Combate à corrupção - 1

Muito se tem dito e escrito sobre a praga da corrupção e os métodos para a combater. Ora, muitas das panaceias apresentadas, embora porventura potencialmente eficazes, são inaceitáveis num Estado de direito democrático. Vejamos as principais.

1. ENRIQUECIMENTO ILÍCITO - Propõe-se que se crie um novo tipo de crime que seria o "enriquecimento ilícito". Ora,que vem a ser o enriquecimento ilícito? Obviamente, um enriquecimento resultante da prática de crimes (por ex., corrupção, tráfico de drogas ou de armas, etc.)Mas todos esses actos são já por si considerados crimes pela lei penal. Seria absolutamente redundante considerar crime a corrupção e o enriquecimento através da corrupção.
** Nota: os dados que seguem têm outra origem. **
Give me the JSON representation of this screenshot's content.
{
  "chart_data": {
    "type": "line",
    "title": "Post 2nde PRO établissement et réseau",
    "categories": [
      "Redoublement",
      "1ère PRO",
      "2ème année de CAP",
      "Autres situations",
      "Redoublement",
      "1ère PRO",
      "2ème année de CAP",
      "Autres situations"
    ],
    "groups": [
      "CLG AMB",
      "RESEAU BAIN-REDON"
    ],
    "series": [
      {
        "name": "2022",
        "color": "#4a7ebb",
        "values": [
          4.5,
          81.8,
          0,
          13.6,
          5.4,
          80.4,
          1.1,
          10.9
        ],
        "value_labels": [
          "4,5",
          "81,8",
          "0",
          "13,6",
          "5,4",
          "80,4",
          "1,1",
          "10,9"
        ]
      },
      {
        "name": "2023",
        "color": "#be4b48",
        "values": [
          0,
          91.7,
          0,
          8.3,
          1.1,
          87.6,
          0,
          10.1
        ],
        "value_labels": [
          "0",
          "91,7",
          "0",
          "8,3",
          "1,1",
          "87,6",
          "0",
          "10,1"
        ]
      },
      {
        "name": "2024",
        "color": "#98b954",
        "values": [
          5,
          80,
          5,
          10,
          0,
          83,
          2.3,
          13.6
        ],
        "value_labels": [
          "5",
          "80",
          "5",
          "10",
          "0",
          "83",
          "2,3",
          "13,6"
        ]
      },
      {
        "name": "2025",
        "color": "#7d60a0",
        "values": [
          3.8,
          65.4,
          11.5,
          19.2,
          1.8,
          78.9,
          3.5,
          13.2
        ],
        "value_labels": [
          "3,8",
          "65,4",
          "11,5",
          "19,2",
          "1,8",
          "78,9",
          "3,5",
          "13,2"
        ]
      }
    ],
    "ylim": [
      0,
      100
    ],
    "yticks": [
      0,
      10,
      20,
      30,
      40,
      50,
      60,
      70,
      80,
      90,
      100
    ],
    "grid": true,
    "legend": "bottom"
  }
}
O que se esconde atrás desta ideia é criminalizar qualquer enriquecimento cuja origem se desconhece, isto é, uma inversão do ónus da prova, que ficaria a cargo do arguido. Assim, se um indivíduo apresentasse um nível de vida superior ao correspondente aos seus rendimentos declarados, ou fizesse despesas desproporcionadas a esses rendimentos, poderia ser logo acusado de "enriquecimento ilícito", não sendo necessário alegar na acusação quaisquer factos demonstrativos dessa ilicitude; o acusado, se quisesse defender-se, é que teria de provar uma origem lícita do seu enriquecimento. Ora isto é inadmissível. Uma pessoa pode aumentar o seu património licitamente sem se saber como. Por exemplo, ganhar no totoloto. É indiscutível que ganhar o totoloto não é crime; mas o cidadão que o ganhou tem todo o direito de não querer que se saiba e não contar a ninguém. Uma mulher pode apresentar um nível de vida elevado por este lhe ser proporcionado por um amante rico que tem em segredo. Isto não é crime; mas tanto a mulher como o amante têm o indeclinável direito de não verem publicitada a sua relação.

Muitos outros exemplos poderiam indicar-se.
Assim, a criminalização do enriquecimento "ilícito" é perversa em si mesma.

Mas o pior é que a inversão do ónus da prova que ela implica constituiria um precedente gravíssimo, que só encontra paralelo nos processos da Inquisição.